I went to the 6th annual MIT Energy Conference this past month, partly because I had missed Boston, and partly because MIT alumni had a registration discount. Similar to my sustainability conference blog post last year, here’s a smattering of takeaway messages I got out of it.

But first, an image. This was the only picture I snapped all weekend, during the Friday Night Showcase of hundreds of new energy technologies. Naturally, I was drawn to the oil and biofuels panels, but I made my rounds through all the exhibits. The big round thing was some sort of floating wind turbine.
The conference had quite a military focus, which brought in a different perspective for the motivation for innovations in energy. The keynote speaker Secretary of the Navy Ray Mabus’s speech was particularly striking with the main idea, “Energy is fundamentally an issue of national security.” The most staggering factoid: Every time oil prices increase by $1, the Navy spends an extra $31 million due to the steep cost of transporting and guarding fuel to remote areas like Afghanistan. Therefore, the Navy’s goal is to obtain 50% of its energy from alternative sources by 2020. 17% of the energy is already obtained from nuclear power. Since energy diversity leads to energy security, the military is taking leadership in energy innovation.
One panel discussed the impacts of Obama’s goal of having one million electric vehicles in the U.S. fleet by 2010. The speakers mentioned considerations for Seattle’s electric vehicle infrastructure (70% of charging stations will be residential, there will be 1.4 charging stations per electric vehicle, software integration for finding and/or reserving chargers, etc.). The message that stuck with me from this one was that the increase in electric vehicles is not large enough to require a new power plant until 2/3 of the fleet is electric. The greater concern is around upgrading the local circuits (transformers, etc.).
Another panel that caught my attention was one around upcoming renewable fuels technologies. One company, called Joule Unlimited, is developing energy obtained from sunlight, carbon dioxide, and water, utilizing alternative metabolic pathways with genetic engineering – the speaker threw out the term “industrial photosynthesis.” Their goal is to derive a closed carbon cycle like how nature intended it to be. Sun Catalytix also sounded confident in displacing fossil fuels with the promise of harnessing energy from water. ARPA-E also funds non-photosynthetic technology for biofuels. All piqued my interest.

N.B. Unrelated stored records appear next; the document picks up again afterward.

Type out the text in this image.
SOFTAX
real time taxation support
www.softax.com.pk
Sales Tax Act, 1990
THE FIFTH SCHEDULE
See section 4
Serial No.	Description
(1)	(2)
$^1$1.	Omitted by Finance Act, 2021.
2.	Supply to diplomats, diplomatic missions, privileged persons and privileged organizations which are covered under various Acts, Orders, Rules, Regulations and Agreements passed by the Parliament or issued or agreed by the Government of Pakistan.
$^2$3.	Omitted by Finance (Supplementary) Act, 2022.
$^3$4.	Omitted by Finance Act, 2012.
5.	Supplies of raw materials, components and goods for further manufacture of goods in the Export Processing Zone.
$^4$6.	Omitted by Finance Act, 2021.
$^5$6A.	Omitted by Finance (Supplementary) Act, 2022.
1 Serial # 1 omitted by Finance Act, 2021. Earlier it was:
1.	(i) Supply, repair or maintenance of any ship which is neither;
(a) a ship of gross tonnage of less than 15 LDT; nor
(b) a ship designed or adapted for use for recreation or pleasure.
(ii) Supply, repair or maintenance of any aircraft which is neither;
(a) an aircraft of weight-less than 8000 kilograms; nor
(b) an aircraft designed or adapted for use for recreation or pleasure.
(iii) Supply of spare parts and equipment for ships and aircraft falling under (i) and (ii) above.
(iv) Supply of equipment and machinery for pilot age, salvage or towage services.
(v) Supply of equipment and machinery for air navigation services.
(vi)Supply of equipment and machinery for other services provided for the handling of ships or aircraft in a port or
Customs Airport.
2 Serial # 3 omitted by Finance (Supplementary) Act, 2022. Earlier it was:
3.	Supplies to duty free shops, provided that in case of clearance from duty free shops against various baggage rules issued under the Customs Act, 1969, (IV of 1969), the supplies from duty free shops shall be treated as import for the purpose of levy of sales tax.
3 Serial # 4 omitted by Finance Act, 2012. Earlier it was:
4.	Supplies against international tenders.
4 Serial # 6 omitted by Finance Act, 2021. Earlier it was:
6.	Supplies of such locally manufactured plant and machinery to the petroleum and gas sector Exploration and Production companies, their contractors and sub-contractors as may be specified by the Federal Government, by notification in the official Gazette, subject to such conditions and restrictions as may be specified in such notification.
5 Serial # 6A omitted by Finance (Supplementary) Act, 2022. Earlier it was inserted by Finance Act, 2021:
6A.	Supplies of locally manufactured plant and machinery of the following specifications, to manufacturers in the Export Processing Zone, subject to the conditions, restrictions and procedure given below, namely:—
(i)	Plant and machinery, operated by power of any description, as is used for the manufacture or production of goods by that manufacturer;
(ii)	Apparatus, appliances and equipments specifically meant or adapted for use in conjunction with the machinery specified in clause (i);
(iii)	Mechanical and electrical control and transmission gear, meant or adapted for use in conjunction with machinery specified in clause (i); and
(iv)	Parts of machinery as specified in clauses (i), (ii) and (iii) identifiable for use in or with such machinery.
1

The conference itself was very well organized and executed by a team of around a hundred current MIT students. They had even prepared fact sheets for various energy sources and handed them out to each conference attendant, along with a tote bag and a mug. I also ran into two MIT alum friends that work in energy, whom I didn’t know were in Boston, which was a plus!
This blog entry doesn’t really do the conference justice, but the conference did enable me to explore the cutting edge research and development taking place in energy by participating in awesome discussions I wouldn’t have had access to otherwise. For instance, I met several people who had worked in oil companies for 20 years before transferring into these interesting start-ups to help develop and scale up the technology. Sounds pretty awesome; I’d be down for that sometime in the future!